There is also Ndubuisi Ekekwe, developer of microchips used in minimally invasive surgical robots; Cyprain Emeka Uzoh, who holds more than 126 United States-issued patents and over 160 patents worldwide in semiconductor technology; Kunle Olukotun, who led the Stanford University Hydra research project that developed one of the first chip multiprocessors with support for thread-level speculations; Sebastine Chinonye Omeh, who conducted the research into the use of wind-propelled turbines to generate electricity; and Shehu Saleh Balami, designer of a solid-fuel rocket.
There are also Yemi Adesokan, who made a discovery on drug-resistant infections; Umeh Ifeanyi Charles, who has five inventions patented at the United States Patent & Trademark Office; Aloysius Anaebonam, who has 12 United States patents; Emeka Nchekwube, a US-based neurosurgeon and co-inventor of two brands of hypoestoxides, terfenadine oral powder and solutions of pentamidine and many others.

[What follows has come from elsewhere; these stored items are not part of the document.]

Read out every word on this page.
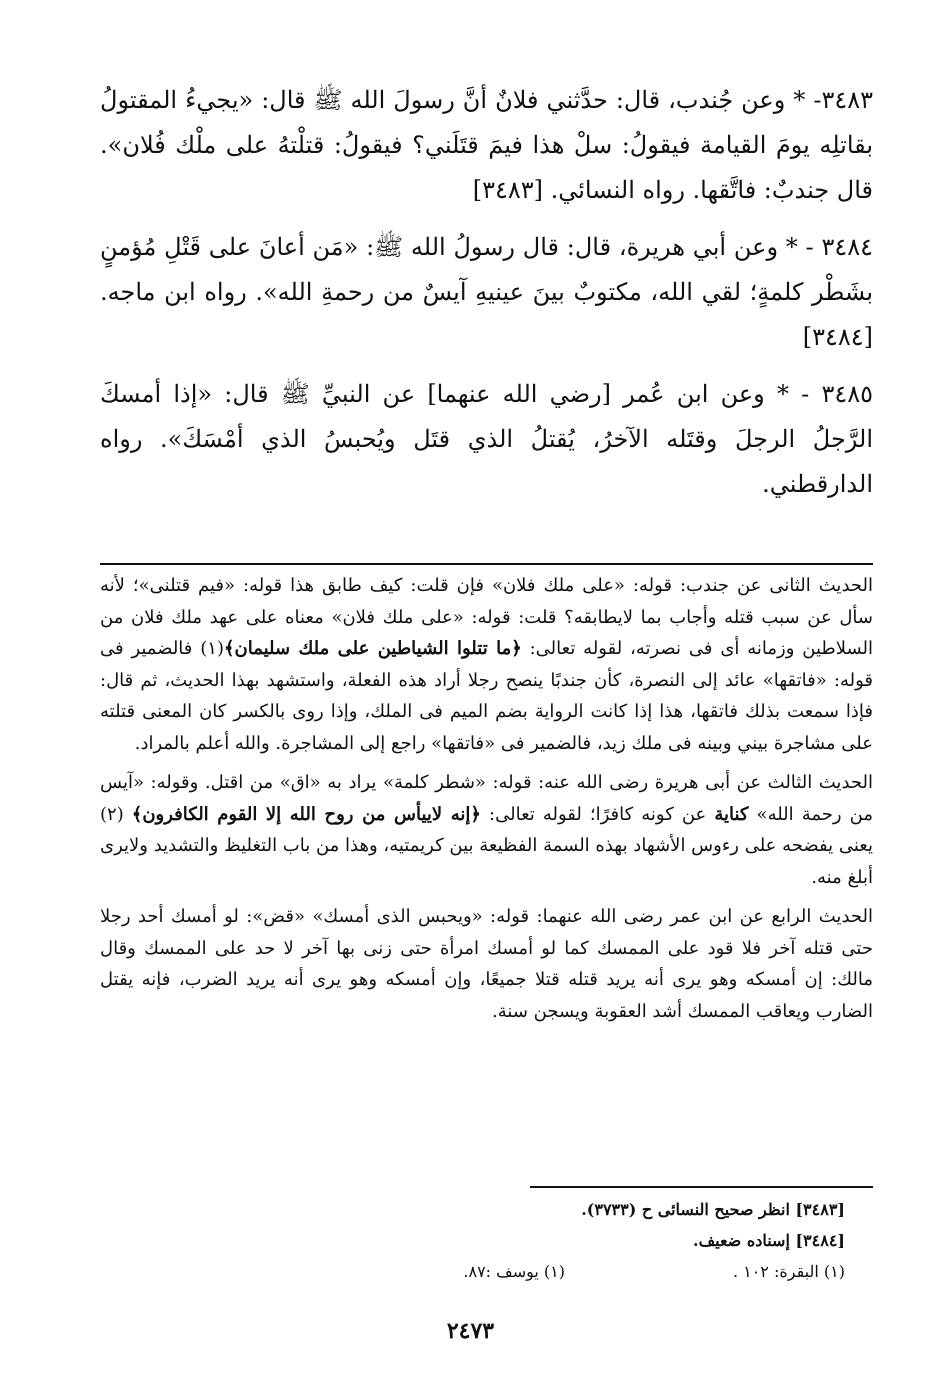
٣٤٨٣- * وعن جُندب، قال: حدَّثني فلانٌ أنَّ رسولَ الله ﷺ قال: «يجيءُ المقتولُ بقاتلِه يومَ القيامة فيقولُ: سلْ هذا فيمَ قتَلَني؟ فيقولُ: قتلْتهُ على ملْك فُلان». قال جندبٌ: فاتَّقها. رواه النسائي. [٣٤٨٣]

٣٤٨٤ - * وعن أبي هريرة، قال: قال رسولُ الله ﷺ: «مَن أعانَ على قَتْلِ مُؤمنٍ بشَطْر كلمةٍ؛ لقي الله، مكتوبٌ بينَ عينيهِ آيسٌ من رحمةِ الله». رواه ابن ماجه. [٣٤٨٤]

٣٤٨٥ - * وعن ابن عُمر [رضي الله عنهما] عن النبيِّ ﷺ قال: «إذا أمسكَ الرَّجلُ الرجلَ وقتَله الآخرُ، يُقتلُ الذي قتَل ويُحبسُ الذي أمْسَكَ». رواه الدارقطني.

الحديث الثانى عن جندب: قوله: «على ملك فلان» فإن قلت: كيف طابق هذا قوله: «فيم قتلنى»؛ لأنه سأل عن سبب قتله وأجاب بما لايطابقه؟ قلت: قوله: «على ملك فلان» معناه على عهد ملك فلان من السلاطين وزمانه أى فى نصرته، لقوله تعالى: ﴿ما تتلوا الشياطين على ملك سليمان﴾(١) فالضمير فى قوله: «فاتقها» عائد إلى النصرة، كأن جندبًا ينصح رجلا أراد هذه الفعلة، واستشهد بهذا الحديث، ثم قال: فإذا سمعت بذلك فاتقها، هذا إذا كانت الرواية بضم الميم فى الملك، وإذا روى بالكسر كان المعنى قتلته على مشاجرة بيني وبينه فى ملك زيد، فالضمير فى «فاتقها» راجع إلى المشاجرة. والله أعلم بالمراد.

الحديث الثالث عن أبى هريرة رضى الله عنه: قوله: «شطر كلمة» يراد به «اق» من اقتل. وقوله: «آيس من رحمة الله» كناية عن كونه كافرًا؛ لقوله تعالى: ﴿إنه لاييأس من روح الله إلا القوم الكافرون﴾ (٢) يعنى يفضحه على رءوس الأشهاد بهذه السمة الفظيعة بين كريمتيه، وهذا من باب التغليظ والتشديد ولايرى أبلغ منه.

الحديث الرابع عن ابن عمر رضى الله عنهما: قوله: «ويحبس الذى أمسك» «قض»: لو أمسك أحد رجلا حتى قتله آخر فلا قود على الممسك كما لو أمسك امرأة حتى زنى بها آخر لا حد على الممسك وقال مالك: إن أمسكه وهو يرى أنه يريد قتله قتلا جميعًا، وإن أمسكه وهو يرى أنه يريد الضرب، فإنه يقتل الضارب ويعاقب الممسك أشد العقوبة ويسجن سنة.

[٣٤٨٣] انظر صحيح النسائى ح (٣٧٣٣).

[٣٤٨٤] إسناده ضعيف.

(١) البقرة: ١٠٢ .
(١) يوسف :٨٧.
٢٤٧٣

The United States and other countries saw the talents in these Nigerians and gave them citizenships and everything they needed to do their works for the benefit of their countries. As the opportunities were given to these Nigerians in the field of science and technology, so it was also in political arenas and other areas of human endeavour, without discriminations, even though we accuse the US of racism.
Perhaps the saddest story in Nigeria is how the Federal Government allowed majority of the brains that birthed the promise of the first technologically advanced Black nation to waste while the rest migrated abroad where their ingenuities were harvested for the benefit of the host country. Nigeria, at the moment, cannot refine the crude oil multinational companies drill out of its soil.
The good news for Nigeria, however, is that it is never too late to start. Fortunately, genius brains still abound in the country. With the right environment in terms of policies and infrastructure, Nigeria can start and find her footings. But it requires a will and honesty of purpose, and not self-deceit evident among our politicians and leaders.